Steve Isaacs wrote:
On Thu, 2007-12-20 at 16:40 -0700, Myles Watson wrote:
I'm seeing delays between each of the following messages -- approximately 8 seconds. Is this normal?
Not for me on Tyan s2895 (Dual Opteron NVidia CK804.)
Myles
Thanks,
hhhmmm.... Looks like I've got a problem.
Steve
Steve,
core0 started: 01 *01*00000001 *02*00000001 *03*00000001
This looks like there is a problems with starting other cores other than 0 on each node.
Try setting CONFIG_LOGICAL_CPUS 0 and see if that makes the delay go away. I am going to assume that is where the problem is based on the *01*00000001 message is probably coming from wait_ap_started().

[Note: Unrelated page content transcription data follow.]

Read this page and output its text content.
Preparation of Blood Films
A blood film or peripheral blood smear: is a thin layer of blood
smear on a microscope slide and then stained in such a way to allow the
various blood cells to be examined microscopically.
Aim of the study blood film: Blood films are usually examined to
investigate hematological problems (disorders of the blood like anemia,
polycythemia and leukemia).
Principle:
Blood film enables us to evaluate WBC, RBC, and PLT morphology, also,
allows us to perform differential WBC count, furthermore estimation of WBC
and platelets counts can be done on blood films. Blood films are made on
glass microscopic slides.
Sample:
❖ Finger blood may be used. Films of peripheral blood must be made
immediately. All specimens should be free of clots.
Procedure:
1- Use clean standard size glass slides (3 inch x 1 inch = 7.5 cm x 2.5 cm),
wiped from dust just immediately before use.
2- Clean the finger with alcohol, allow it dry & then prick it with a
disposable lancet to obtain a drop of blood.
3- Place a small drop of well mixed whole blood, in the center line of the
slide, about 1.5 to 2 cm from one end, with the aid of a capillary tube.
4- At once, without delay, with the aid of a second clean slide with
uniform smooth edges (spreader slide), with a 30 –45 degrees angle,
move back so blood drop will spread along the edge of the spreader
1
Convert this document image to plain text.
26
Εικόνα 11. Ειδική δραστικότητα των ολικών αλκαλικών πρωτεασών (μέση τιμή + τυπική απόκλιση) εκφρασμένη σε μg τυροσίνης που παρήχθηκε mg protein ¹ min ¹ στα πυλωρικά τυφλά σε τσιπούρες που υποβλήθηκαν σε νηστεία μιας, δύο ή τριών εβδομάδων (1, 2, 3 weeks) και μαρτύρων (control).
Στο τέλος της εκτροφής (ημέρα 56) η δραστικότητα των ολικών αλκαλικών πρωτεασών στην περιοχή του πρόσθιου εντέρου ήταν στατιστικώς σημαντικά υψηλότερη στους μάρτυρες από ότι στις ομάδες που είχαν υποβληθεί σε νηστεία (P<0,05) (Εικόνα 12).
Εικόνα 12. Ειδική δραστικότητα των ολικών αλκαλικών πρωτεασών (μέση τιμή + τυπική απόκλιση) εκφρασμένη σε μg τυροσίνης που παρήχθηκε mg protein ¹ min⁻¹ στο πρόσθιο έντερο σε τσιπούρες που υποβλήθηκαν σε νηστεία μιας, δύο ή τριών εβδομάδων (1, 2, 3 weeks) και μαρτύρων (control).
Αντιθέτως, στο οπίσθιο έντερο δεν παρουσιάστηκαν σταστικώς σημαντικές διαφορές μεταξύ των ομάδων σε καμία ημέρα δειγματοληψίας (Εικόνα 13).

I will attempt to give you an overview of how I think this works. First thing is that each APs APIC is used to hold flags about the AP(core) state. This is the only good way to communicate between cores (sharing memory can get very messy with CAR). The other flag is the BIOS/INIT/COLD Reset flags that set when each nodes core0 executes the ROM, distinguish_cpu_resets(). The core0 execution is done near the end of setup_coherent_ht_domain(). Then the bsp, node0core0, waits, wait_all_core0_started(), for node1core0 to execute and loop in init_cpus(). This seems to be working based on the message core0 started: 01.
Next is start_other_cores() and wait_all_other_cores_started(bsp_apicid). This is where the long delay is probably happening as cores are off running and the BSP is waiting. I don't have any idea why it is stuck waiting but you should get some insight by instrumenting init_cpus(), wait_cpu_state() and wait_ap_started();
Marc